China Encourages Beijing Residents to Learn English

The Chinese government just announced a new drive to encourage residents of Beijing to learn English, according to this article in the Australian. The program comes as part of an effort to turn Beijing into a “world city” that welcomes foreign visitors, especially English-speaking visitors.

The Chinese government’s plan to improve English fluency in the city consists of 5 parts:

– Toddlers will begin learning the language in kindergarten, to better prepare them for more advanced classes in later grades.
– Every public servant under the age of 40 with a college degree must learn 1000 English sentences.
– By 2015, all government employees must learn at least 100 English sentences, whether they have a college degree or not.
– 60% of service employees, like waiters and hairdressers, must pass English tests covering vocabulary related to their jobs.
– By 2015, a certain number of guides in each museum in the city must be proficient in English as well.

The Australian notes that these new policies represent a sea change from the way foreign language education was viewed in China just decades ago:

The drive demonstrates the dramatic changes that China has undergone in the past few decades and how its focus in world affairs has shifted.

In the 1950s, schoolchildren had to learn Russian to get ahead, while in the Cultural Revolution of the 1960s, it was safer to speak no foreign language at all rather than risk retribution under Chairman Mao’s rule.
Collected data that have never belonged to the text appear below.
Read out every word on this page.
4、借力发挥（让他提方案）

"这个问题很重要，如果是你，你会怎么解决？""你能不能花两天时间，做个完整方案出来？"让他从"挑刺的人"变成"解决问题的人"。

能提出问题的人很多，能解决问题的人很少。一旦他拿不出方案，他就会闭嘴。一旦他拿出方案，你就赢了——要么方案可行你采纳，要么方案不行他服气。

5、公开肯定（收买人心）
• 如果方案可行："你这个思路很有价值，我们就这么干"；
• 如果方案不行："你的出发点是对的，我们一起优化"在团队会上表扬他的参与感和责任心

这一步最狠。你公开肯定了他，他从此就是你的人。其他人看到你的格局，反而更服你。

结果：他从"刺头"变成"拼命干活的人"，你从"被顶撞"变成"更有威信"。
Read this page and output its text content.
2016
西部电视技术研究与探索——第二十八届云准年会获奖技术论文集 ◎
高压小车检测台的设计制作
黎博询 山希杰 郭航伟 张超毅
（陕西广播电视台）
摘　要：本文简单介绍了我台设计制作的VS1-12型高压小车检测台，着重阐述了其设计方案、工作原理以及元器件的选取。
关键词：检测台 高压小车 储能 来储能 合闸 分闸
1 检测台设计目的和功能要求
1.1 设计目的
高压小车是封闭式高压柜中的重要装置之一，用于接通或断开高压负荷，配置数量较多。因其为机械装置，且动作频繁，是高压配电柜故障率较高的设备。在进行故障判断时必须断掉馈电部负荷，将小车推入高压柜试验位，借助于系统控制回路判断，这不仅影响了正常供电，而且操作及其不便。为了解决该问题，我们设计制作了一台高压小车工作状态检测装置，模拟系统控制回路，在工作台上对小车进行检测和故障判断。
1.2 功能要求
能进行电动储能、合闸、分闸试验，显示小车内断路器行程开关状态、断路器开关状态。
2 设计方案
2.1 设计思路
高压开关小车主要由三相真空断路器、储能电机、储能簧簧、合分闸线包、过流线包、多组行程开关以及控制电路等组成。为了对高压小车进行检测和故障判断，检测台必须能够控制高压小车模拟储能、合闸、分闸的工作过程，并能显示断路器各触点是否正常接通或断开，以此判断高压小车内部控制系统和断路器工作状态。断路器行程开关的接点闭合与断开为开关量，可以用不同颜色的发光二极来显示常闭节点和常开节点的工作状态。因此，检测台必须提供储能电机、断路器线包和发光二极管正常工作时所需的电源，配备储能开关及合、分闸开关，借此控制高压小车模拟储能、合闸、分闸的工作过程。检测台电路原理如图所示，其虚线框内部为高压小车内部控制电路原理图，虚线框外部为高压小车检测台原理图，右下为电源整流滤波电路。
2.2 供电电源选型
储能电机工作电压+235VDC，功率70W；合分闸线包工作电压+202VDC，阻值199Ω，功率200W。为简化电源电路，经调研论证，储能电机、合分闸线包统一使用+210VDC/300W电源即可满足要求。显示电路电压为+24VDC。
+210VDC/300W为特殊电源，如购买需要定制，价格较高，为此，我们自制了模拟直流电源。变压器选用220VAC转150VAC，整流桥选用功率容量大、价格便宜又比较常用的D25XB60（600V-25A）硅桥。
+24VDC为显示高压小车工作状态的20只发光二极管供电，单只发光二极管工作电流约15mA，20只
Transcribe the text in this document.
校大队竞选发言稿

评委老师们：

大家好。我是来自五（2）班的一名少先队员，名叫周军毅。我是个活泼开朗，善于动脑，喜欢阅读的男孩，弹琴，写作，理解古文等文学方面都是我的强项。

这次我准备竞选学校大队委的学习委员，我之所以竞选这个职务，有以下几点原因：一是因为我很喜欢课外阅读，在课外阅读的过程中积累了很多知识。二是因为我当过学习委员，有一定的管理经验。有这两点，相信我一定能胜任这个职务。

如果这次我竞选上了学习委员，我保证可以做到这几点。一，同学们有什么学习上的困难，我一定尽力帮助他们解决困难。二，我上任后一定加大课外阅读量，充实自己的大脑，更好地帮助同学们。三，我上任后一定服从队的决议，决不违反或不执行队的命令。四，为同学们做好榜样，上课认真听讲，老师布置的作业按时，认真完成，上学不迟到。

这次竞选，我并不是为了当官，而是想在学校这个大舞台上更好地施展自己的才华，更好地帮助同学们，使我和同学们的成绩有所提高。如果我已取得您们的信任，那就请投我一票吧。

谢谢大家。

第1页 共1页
According to China Daily, Beijing isn’t the only city in which the government is pushing its citizens to learn English.  The city of Shanghai just started an 8-year-long program to help its officials become proficient in English. X’ian is also planning to encourage residents to learn English. Local resident Wang Ninguang told China Daily:

“English is becoming the second language in China. It’s good to have more people who speak English in the metropolis for their ability to communicate internationally, but it is impractical for the government to expect everyone to learn it.”

8 replies
  1. Alicja
    Alicja says:

    I really wonder what they mean by “learn x sentences”. Just memorizing 1000 sentences (from a government-approved set?) will not bring anyone close to fluency. And 100 sentences will not even make the government employees communicative…

  2. Christopher Turrall
    Christopher Turrall says:

    I am sure having 1000 sentences will bring a degree of overall understanding of English to those who are learning and remembering. They will we hope be able to mix and match etc.

    Well I remember the ‘black edge stationery’ and ‘Postillion’ phrases coming in very hand whilst in France ! With a degree of amelioration on the day in question that is !

  3. Melissa Taing
    Melissa Taing says:

    The X number of sentences required to be memorized are most likely not for communicative purposes but rather to display effort and respect to western countries. If I had to guess, the sentences will probably be those in line with “thank you,” “have a good day”, “please wait for a moment”… courtesy sentences that will be appreciated when a language barrier exists, but nothing further than that.